Ainsi, l’histoire de Giambattista Bodoni, alias Yambo, un bouquiniste devenu amnésique au sortir d’un coma, plaira à ceux que les éternels débats sur la trace du souvenir dans les mots et les images passionnent. De retour chez les siens (qu’il ne reconnaît pas), Yambo, dont la « mémoire de papier » n’est traversée que de fugaces références à un livre ou un autre, cherche dans la demeure familiale à se refaire un passé en feuilletant les illustrés de son enfance. Si l’on se lasse parfois du rythme capricieux de la première partie du roman, il appartient cependant à chacun de décider s’il fréquentera ou non les corridors tortueux et encombrés de la mémoire de Yambo. J’y ai déniché bien des merveilles (l’objet édité par Eco lui-même, soigneusement publié par Grasset, est superbe) et quelques déceptions, comme autant de recoins laissés vides par un romancier et essayiste à qui il importe plus de faire étalage de sa connaissance que de son sens de l’humour (dommage, car il peut être très drôle, Umberto). Il y a un peu de Proust là-dedans aussi, de la nostalgie à revendre et une finale éblouissante. Un exercice périlleux, donc, où l’auteur du Pendule de Foucault se cache à peine. Une construction intimiste qui tient du miracle, capable de s’écrouler à tout moment, et qui parvient malgré tout à nous entraîner dans ses méandres. Pour le meilleur et pour le pire. C’est peut-être ça, la mystérieuse flamme du roi Eco.

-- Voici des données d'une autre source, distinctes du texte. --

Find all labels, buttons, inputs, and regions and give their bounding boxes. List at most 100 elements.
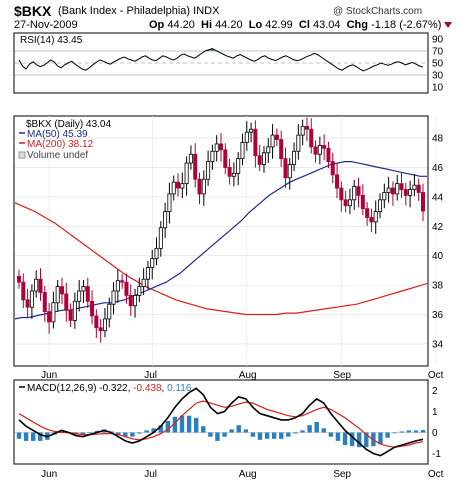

1 Il est tentant de faire comme Dominique Noguez, cet écrivain qui a envoyé à plusieurs éditeurs le manuscrit du Mrs. Dalloway de Virginia Woolf, rebaptisé pour l’occasion Madame Beauchemin et signé par une certaine Virginie Lalou. Tous ont refusé. Le même stratagème a été répété à quelques occasions dans l’histoire de la littérature mondiale, question d’ébranler quelques lettrés et de faire plaisir à des auteurs comme Peter Carey. Sous une autre identité, Eco serait-il Eco ? La question est lancée.